Во сне - страница 19

Шрифт
Интервал


Именно Моника познакомила Мэй с Гарри, который иногда присоединялся к их посиделкам или совместным выездам за город. Однако, Мэй не могла даже себе объяснить, чем Гарри ее так раздражает. Он был среднего роста, с небольшим пивным животом, блондин, всегда в очках из-за плохого зрения, начитанный, эрудированный, с хорошим чувством юмора, всегда сопящий как многие аллергики. Как только Гарри садился за стол в кафе, где обычно любила бывать Мэй, он начинал переставлять посуду, дергать лепестки цветов или бахрому скатерти, что-то рассказывать своим скрипучим голосом, повторяя по несколько раз одну и ту же фразу. Гарри мог взять губную помаду Мэй, если она оказывалась на столе, открыть ее, закрыть, положить на место, снова взять, понюхать, пытаться ее тщательно рассмотреть, близоруко щурясь. Он был сборником каких-то фразеологизмов, часто повторялся, но иногда посреди всей этой белиберды, мог рассказать что-то действительно занимательное, яркое, над чем Мэй размышляла несколько дней. От общения с Гарри она уставала очень быстро, Мэй даже не старалась скрыть свою утомленность, надеясь, что он заметит и избавит ее от своего общества. Любой другой человек на месте Гарри давно бы понял и свел бы общение к минимуму, но не Гарри. Моника же общение с Гарри называла необходимым элементом для баланса; по ее мнению, Гарри таким образом уравновешивал соотношение приятных собеседников и друзей своей персоной: один странный Гарри на десяток нормальных людей. «А ведь могло бы быть хуже»,– с интригующим видом говорила Моника, объясняя необходимость присутствия Гарри в их компании. «Как хуже?» – спрашивала Мэй. «Намного хуже, чем Гарри», – отвечала Моника.

Когда Гарри оказывался на какой-либо вечеринке, где подавались алкогольные напитки, он, казалось, ставил себе целью выпить столько коктейлей, сколько его организм сможет принять, а организм его был также целеустремлен и охоч до бесплатной выпивки, как его хозяин.
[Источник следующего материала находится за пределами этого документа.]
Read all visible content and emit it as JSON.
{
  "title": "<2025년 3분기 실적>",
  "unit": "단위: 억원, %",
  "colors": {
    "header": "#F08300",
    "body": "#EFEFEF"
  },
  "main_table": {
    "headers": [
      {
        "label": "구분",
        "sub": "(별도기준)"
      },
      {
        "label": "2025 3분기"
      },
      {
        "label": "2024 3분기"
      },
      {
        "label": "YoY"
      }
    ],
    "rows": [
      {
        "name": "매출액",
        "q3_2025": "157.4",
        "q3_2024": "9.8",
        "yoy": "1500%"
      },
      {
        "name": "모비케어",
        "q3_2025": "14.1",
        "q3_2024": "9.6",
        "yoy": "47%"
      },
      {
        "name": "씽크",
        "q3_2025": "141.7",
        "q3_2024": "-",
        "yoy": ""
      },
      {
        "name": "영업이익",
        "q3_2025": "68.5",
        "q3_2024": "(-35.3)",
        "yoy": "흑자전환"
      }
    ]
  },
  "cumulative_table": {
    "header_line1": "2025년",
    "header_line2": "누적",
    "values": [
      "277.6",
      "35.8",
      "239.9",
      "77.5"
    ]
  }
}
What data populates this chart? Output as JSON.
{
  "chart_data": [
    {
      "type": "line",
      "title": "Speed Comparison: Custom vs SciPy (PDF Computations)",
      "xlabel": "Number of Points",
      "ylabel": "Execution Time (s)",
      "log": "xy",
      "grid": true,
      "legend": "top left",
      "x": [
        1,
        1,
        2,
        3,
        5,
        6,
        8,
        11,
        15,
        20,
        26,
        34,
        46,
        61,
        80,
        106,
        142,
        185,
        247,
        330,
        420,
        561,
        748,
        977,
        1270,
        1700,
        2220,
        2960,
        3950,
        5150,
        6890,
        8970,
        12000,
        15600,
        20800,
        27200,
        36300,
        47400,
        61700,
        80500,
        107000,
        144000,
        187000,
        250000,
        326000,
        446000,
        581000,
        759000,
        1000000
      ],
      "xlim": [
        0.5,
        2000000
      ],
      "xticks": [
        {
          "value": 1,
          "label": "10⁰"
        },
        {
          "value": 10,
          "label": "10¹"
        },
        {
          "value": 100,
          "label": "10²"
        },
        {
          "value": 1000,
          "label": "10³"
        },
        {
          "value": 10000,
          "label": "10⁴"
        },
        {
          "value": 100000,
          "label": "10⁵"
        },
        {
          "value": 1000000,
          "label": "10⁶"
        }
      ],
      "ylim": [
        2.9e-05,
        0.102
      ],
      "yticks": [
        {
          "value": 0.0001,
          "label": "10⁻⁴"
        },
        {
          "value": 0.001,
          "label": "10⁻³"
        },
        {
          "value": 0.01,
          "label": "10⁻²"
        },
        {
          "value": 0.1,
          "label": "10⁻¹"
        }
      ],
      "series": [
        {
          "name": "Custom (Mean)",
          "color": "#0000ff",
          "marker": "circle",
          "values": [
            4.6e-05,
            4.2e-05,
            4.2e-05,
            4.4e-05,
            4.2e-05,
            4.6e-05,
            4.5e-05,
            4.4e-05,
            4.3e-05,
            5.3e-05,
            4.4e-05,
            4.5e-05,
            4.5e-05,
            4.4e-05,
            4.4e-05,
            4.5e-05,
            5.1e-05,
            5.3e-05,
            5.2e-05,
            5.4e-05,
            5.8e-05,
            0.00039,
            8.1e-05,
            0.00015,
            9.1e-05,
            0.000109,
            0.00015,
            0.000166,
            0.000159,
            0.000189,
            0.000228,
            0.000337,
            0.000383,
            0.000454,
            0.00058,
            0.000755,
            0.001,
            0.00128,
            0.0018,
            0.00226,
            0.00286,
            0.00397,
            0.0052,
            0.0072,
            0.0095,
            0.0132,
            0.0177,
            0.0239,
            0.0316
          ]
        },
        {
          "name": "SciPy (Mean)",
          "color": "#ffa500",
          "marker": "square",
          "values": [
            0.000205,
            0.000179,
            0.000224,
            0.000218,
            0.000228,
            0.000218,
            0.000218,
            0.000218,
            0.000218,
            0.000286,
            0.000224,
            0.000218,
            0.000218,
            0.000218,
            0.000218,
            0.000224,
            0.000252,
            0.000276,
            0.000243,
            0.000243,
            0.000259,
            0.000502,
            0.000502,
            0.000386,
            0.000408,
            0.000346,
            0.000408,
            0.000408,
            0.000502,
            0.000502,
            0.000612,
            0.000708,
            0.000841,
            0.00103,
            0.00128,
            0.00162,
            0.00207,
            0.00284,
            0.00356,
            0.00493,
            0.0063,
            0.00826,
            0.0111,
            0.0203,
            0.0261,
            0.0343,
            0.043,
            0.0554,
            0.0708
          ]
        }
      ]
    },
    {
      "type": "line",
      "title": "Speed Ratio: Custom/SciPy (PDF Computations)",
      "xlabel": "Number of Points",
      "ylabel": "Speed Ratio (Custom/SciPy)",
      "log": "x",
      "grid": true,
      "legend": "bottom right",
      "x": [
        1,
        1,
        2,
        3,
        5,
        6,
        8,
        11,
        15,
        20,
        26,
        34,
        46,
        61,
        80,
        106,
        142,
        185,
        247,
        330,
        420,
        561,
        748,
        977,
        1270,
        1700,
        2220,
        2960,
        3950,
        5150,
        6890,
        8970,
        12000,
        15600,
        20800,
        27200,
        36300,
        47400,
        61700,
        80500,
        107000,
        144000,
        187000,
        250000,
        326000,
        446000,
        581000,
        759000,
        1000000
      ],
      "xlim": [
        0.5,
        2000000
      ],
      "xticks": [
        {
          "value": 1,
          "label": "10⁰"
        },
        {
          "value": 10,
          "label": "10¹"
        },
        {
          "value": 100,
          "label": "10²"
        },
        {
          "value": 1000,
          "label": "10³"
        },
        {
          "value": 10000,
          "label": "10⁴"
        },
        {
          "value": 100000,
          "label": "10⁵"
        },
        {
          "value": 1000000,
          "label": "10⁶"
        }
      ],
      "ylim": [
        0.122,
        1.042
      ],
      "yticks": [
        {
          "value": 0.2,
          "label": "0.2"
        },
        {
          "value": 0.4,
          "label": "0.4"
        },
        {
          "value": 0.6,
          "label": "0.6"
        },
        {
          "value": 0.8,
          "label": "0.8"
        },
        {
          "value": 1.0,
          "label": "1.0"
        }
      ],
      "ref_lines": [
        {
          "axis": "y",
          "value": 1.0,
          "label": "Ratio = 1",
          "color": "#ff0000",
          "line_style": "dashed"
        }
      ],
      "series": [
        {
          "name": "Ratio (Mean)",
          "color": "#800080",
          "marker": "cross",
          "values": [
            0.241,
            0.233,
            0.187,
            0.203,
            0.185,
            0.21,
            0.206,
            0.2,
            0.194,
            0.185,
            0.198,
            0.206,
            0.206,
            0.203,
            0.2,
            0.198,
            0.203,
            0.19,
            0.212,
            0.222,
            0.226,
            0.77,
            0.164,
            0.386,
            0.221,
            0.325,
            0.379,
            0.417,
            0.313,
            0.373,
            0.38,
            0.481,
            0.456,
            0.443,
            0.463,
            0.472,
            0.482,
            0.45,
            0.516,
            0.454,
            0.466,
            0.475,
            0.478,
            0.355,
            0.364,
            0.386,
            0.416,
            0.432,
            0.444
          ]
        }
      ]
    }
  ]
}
Гарри был очень активен и напорист в поиске мест, где что-то подавалось бесплатно или где действовала какая-либо акция на товар или услугу.

Когда Гарри узнавал, что Мэй уезжает куда-либо в другую страну, он терял покой, придумывая какой сувенир она должна привезти ему. Воспитание Мэй не позволяло отказывать Гарри в такой просьбе, но если вдруг оказывалось, что она не смогла найти или не успела купить, Гарри ждал следующей поездки Мэй, выводя ее из себя. Сам Гарри часто ездил в командировки, но не считал себя обязанным что-либо привозить в качестве памятного подарка подругам. Моника смеялась в голос и говорила, что Мэй шипит как кошка, стоит Гарри упомянуть в разговоре что-либо о сувенирах. Последнюю поездку в Японию Мэй почти удалось скрыть от Гарри, но тот, на беду забрел в ее студию, как он сказал, чтобы выпить чашечку кофе, поскольку, по всей видимости, такой редкий напиток можно было найти только в офисе Мэй. Вышколенная Аннет сообщила Гарри об отсутствии Мэй в офисе, разумеется, ни словом не упомянув настоящее место ее пребывания. Беспокойные руки Гарри, как всегда, начали было переставлять все предметы на полках, но Аннет быстро усадила Гарри в кресло на балкончике, где можно было не опасаться «человека-руки-мельницы», и предусмотрительно подала кофе без кофеина. Тут на беду в студию заглянул один из ювелиров, который громогласно попросил Аннет срочно отправить его работу в отель в Токио, в котором остановилась Мэй. Гарри, разумеется, услышал и сразу отправил сообщение Мэй, состоящее из двух слов: «кимоно» и «сакэ», чем довел ее до белого каления в течение секунды, пока она читала это сообщение. Аннет, чувствуя свою причастность к неприятной для своего босса ситуации, отправила сообщение Мэй, что она сама все уладит с Гарри. Через пару дней курьер доставил Гарри домой кимоно и сакэ, в пакете, на котором была изображена гора Фудзияма. Никто так и не понял, догадался ли Гарри, что все это было куплено Аннет в соседнем японском магазинчике, но Гарри был безмерно рад и, кажется, впечатлен такой скоростью исполнения его желания.